Whether it’s your first time as general counsel or your fifth time, it can be hard to figure out where to focus your attention. No doubt you will be called into countless meetings about impending decisions, most of which are tactical in nature. Don’t get so overwhelmed by the day-to-day agenda created by others that you miss setting bigger picture priorities.
When you lose your car keys, you typically know a few likely locations where you should look first. The same approach applies when starting a new general counsel role: There are typically several areas of the organization where you should prioritize looking for risks and opportunities for improvement.
A chain is as strong as its weakest link In today’s interdependent world, most organizations depend on third parties for a wide range of mission-critical inputs, ranging from accounts receivable contractors to SaaS providers to distribution partners. A 2017 study by venture capital firm Kleiner Perkins revealed that the average retail sector (including hospitality and restaurants) company uses 1,206 cloud applications, while the average financial services firm uses 1,170 cloud applications. Similar trends appear in other sectors, such as manufacturing, where the average company uses 1,092 cloud applications.
Each one of these external relationships represents a hard-fought advantage for your company, but also a possible Achilles heel if untended. On the first day of your new job, you should be asking: With whom do we have a contract? When does it expire or renew? What are our rights and obligations? Who owns it within my organization?
If you cannot get a rapid and complete answer, then you know what should be high on your priority list: understanding your organization’s external relationships. The key inputs and outputs should include:
- Customers
- Vendors
- Partners
- Contractors
- Distributors and retailers
- Licensors and licensees
- Investors
- Landlords
A failure in even one of those relationship links can break your business. The financial consequences of failing to manage contractual relationships are empirically established. A study by the International Association for Contract & Commercial Management (IACCM) determined that an amount equivalent to nine percent of revenue is lost, on average, due to poor governance of contractual relationships.

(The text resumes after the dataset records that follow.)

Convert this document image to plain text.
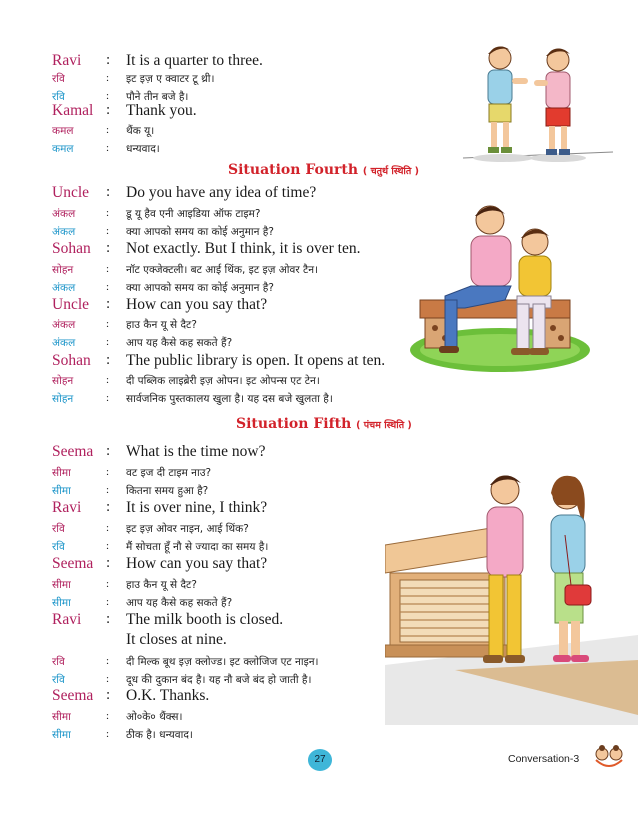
Ravi : It is a quarter to three.
रवि	: इट इज़ ए क्वाटर टू थ्री।
रवि	: पौने तीन बजे है।
Kamal : Thank you.
कमल	: थैंक यू।
कमल	: धन्यवाद।
Situation Fourth ( चतुर्थ स्थिति )
Uncle : Do you have any idea of time?
अंकल	: डू यू हैव एनी आइडिया ऑफ टाइम?
अंकल	: क्या आपको समय का कोई अनुमान है?
Sohan : Not exactly. But I think, it is over ten.
सोहन	: नॉट एक्जेक्टली। बट आई थिंक, इट इज़ ओवर टैन।
अंकल	: क्या आपको समय का कोई अनुमान है?
Uncle : How can you say that?
अंकल	: हाउ कैन यू से दैट?
अंकल	: आप यह कैसे कह सकते हैं?
Sohan : The public library is open. It opens at ten.
सोहन	: दी पब्लिक लाइब्रेरी इज़ ओपन। इट ओपन्स एट टेन।
सोहन	: सार्वजनिक पुस्तकालय खुला है। यह दस बजे खुलता है।
Situation Fifth ( पंचम स्थिति )
Seema : What is the time now?
सीमा	: वट इज दी टाइम नाउ?
सीमा	: कितना समय हुआ है?
Ravi : It is over nine, I think?
रवि	: इट इज़ ओवर नाइन, आई थिंक?
रवि	: मैं सोचता हूँ नौ से ज्यादा का समय है।
Seema : How can you say that?
सीमा	: हाउ कैन यू से दैट?
सीमा	: आप यह कैसे कह सकते हैं?
Ravi : The milk booth is closed.
It closes at nine.
रवि	: दी मिल्क बूथ इज़ क्लोज्ड। इट क्लोजिज एट नाइन।
रवि	: दूध की दुकान बंद है। यह नौ बजे बंद हो जाती है।
Seema : O.K. Thanks.
सीमा	: ओ०के० थैंक्स।
सीमा	: ठीक है। धन्यवाद।
27	Conversation-3
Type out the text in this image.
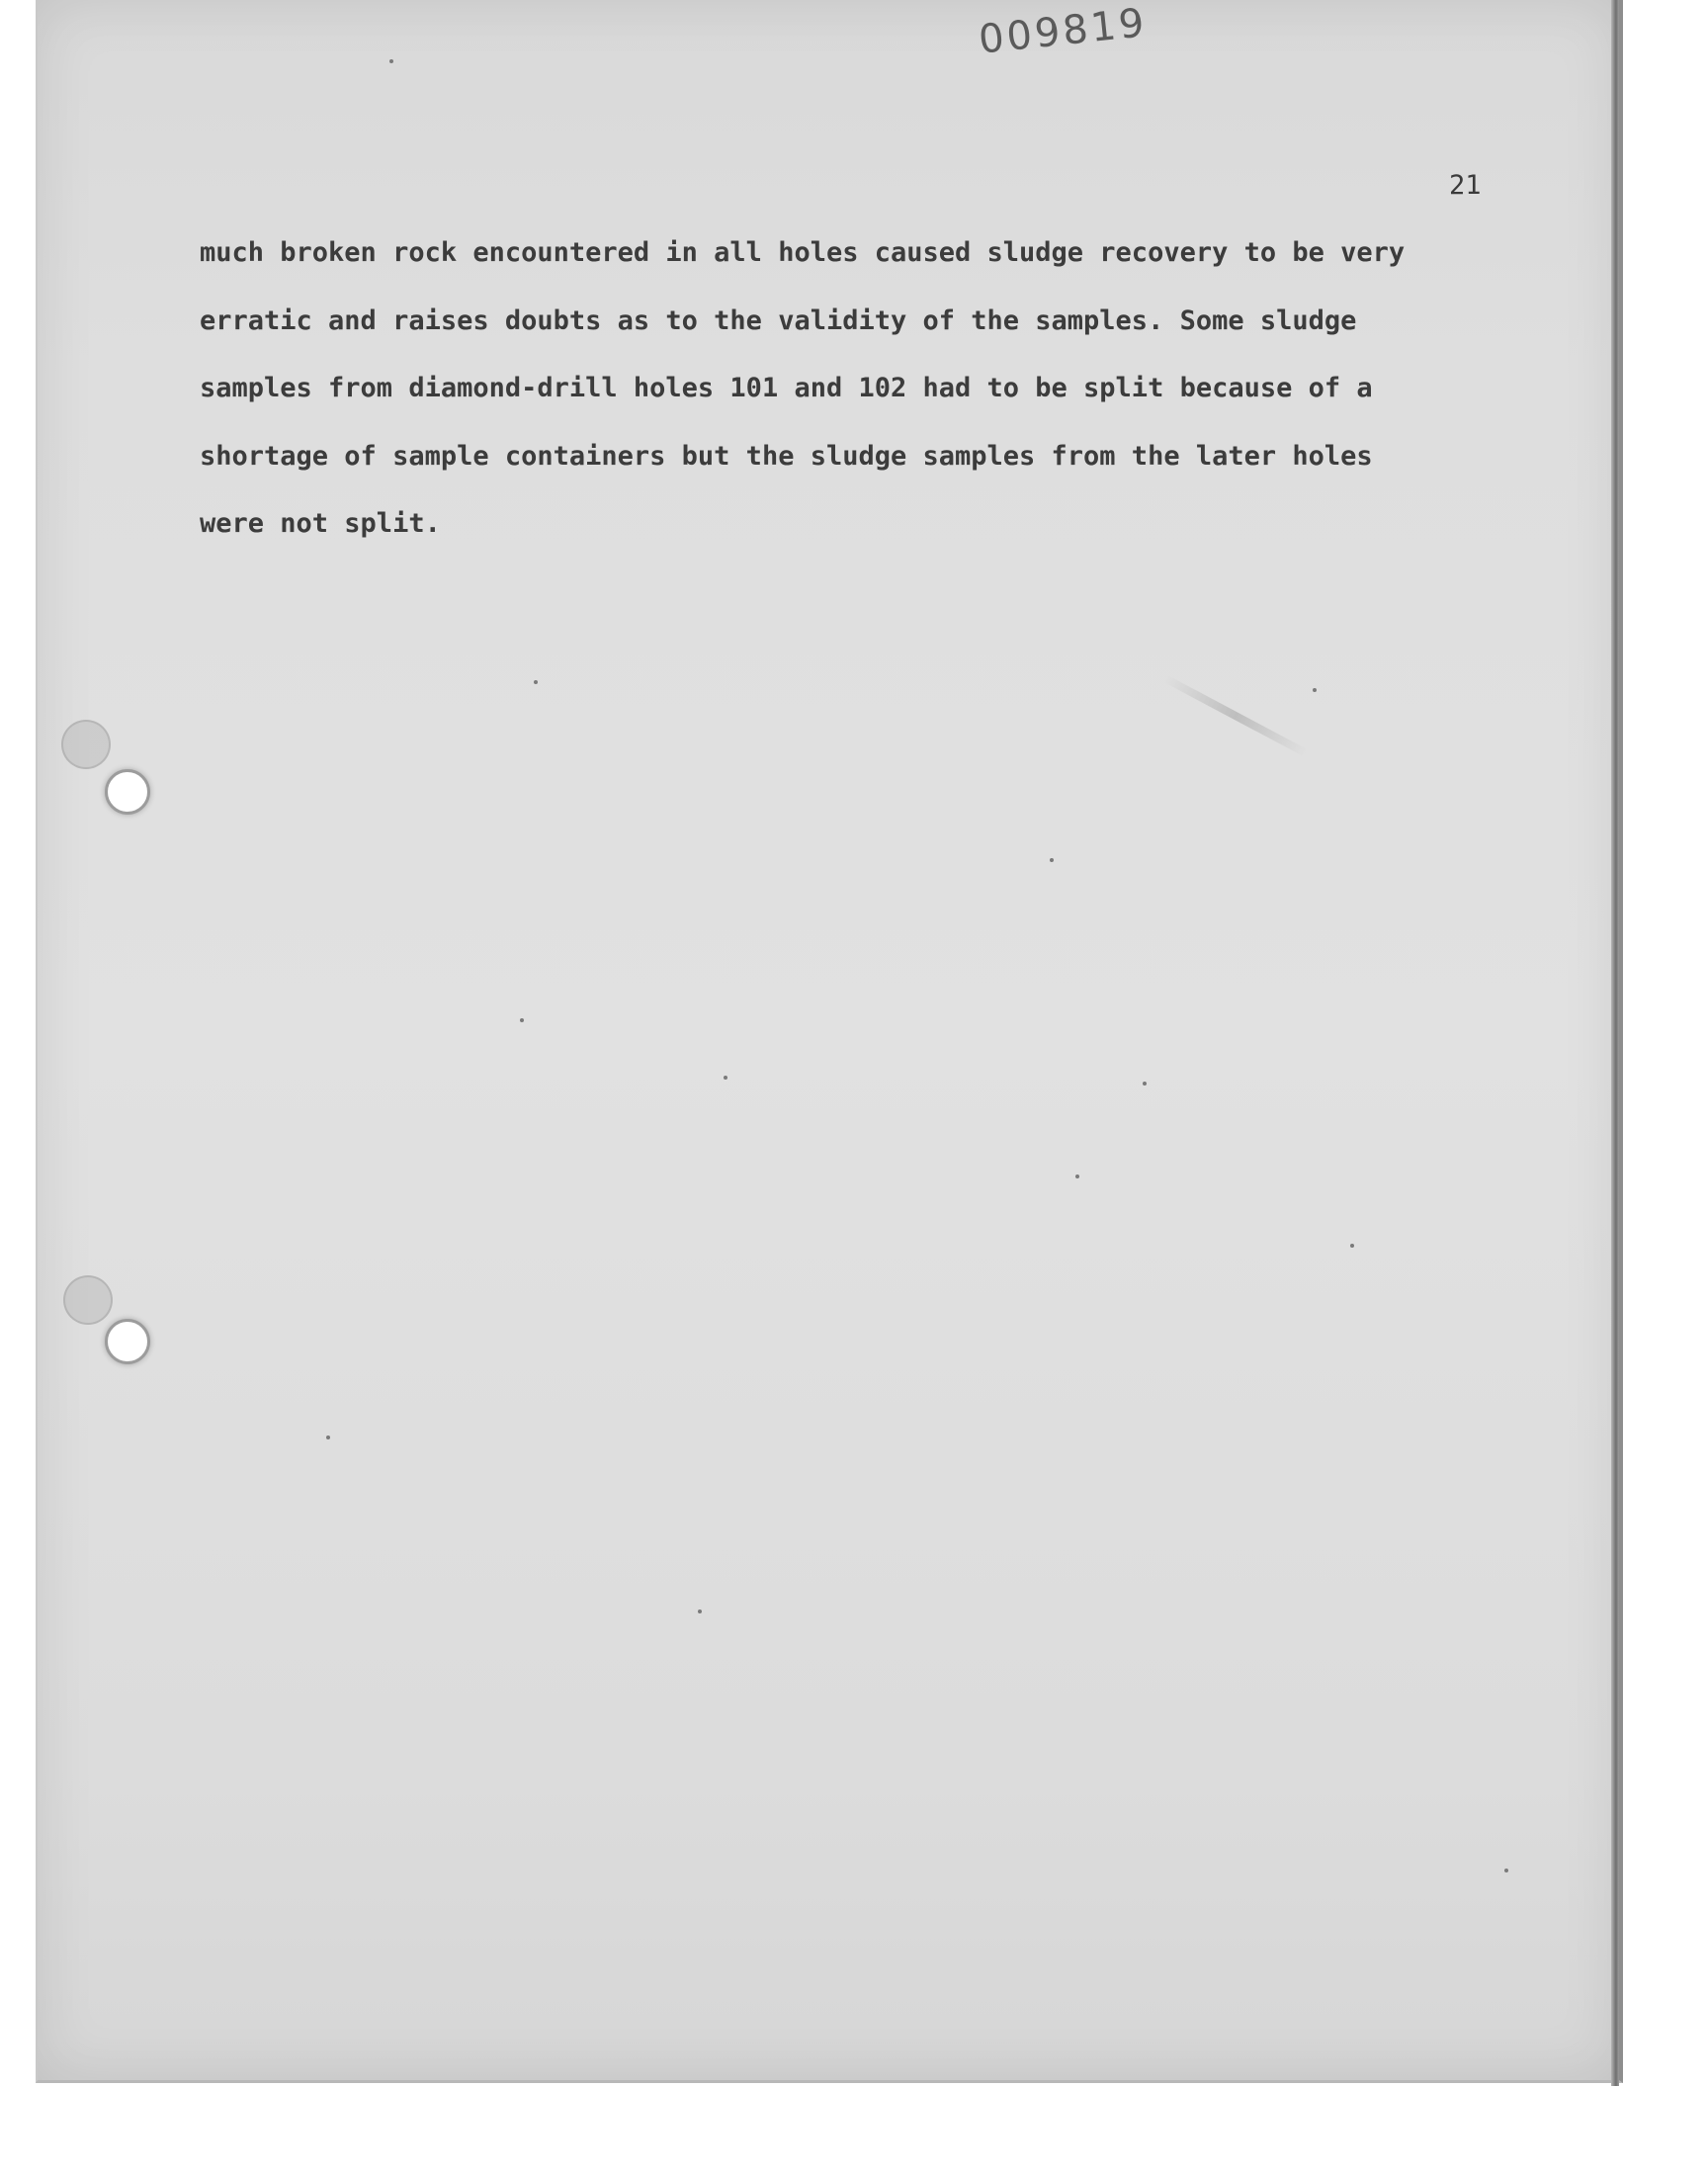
009819
21
much broken rock encountered in all holes caused sludge recovery to be very
erratic and raises doubts as to the validity of the samples. Some sludge
samples from diamond-drill holes 101 and 102 had to be split because of a
shortage of sample containers but the sludge samples from the later holes
were not split.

The oft-forgotten compliance risk
Attorneys in highly regulated industries are already attuned to think about “compliance.” However, compliance with employment laws is often overlooked. Every organization with employees has compliance requirements and risks, even if they are in an otherwise lightly regulated field. Employee matters represent the most underrated compliance risk you may face.
When you join an organization as general counsel, you should immediately determine where all the employees and full-time contractors are located and what are the relevant rules in each jurisdiction. Improper classification of certain employees as exempt under the Fair Labor Standards Act can result in unexpected payments as well as penalties.
In certain states, you also need to examine the job description of your independent contractors because some may need to be recharacterized as employees. In California, for example, the 2018 Dynamex Operations West, Inc. v. Superior Court decision created a new standard for determining whether a contractor should be an employee based, in part, on whether the person performs work outside the usual course of the hiring entity’s business. Varying state and municipal governments have sick leave, paid leave, and benefits laws where your organization may need to be brought up-to-date, or else face significant fines.
As part of your examination of employee relationships, don’t forget about an examination of each employee agreement. Your contracts with third parties or the drive to protect your own organization’s intellectual property may necessitate having each employee and contractor sign a non-disclosure agreement. And, if your organization wishes to avail itself of the relatively recent federal Defend Trade Secrets Act, older employment agreements and materials will need to be updated to notify employees about whistleblower immunity under the law.
Privacy
Today almost every organization is impacted by privacy risks and regulations. Even if there is not a privacy law directed at your industry sector, your organization still likely has obligations under trade practice laws and contracts to secure information, such as that about individuals, from accidental disclosure and prying eyes.
As your first step in understanding privacy risks and requirements, ask what information your organization collects, where and how it is stored, and who can access it. Gathering an overview of the information architecture and inventory is essential before you can determine which laws may apply.
The corporate formalities
As your organization spreads across multiple states and perhaps countries, there is a never-ending schedule of filings to be managed, with penalties for each one missed. Who owns this at your new organization? Is there a master schedule of due dates and required filings? And has your organization proactively surrendered its certificate of authority in locations where you no longer do business?
Checking with the finance team about which states and cities have received payments in past years may help you determine where historic registrations have occurred. Examining these past expenditures and the status of the relationships they represent may reveal time-sensitive action items, such as providing a specimen of use on a new trademark that otherwise risks abandonment.
Set expectations!
Your new company and team are all excited about your arrival and have elaborate plans for monopolizing your time. It’s important to let them know that you have other internal clients and duties as well. Consider sharing an online Matters List on your Intranet that provides your colleagues an understanding of your other pressing tasks.
And be sure to put your own, self-appointed tasks on the list, such as reviewing whether your trade secrets are adequately protected by tracking and enforcing non-disclosure agreements. Colleagues will feel their needs are acknowledged once they see that they are on the list. And if they see other tasks on the list ahead of them, they can negotiate internally with other colleagues for higher priority.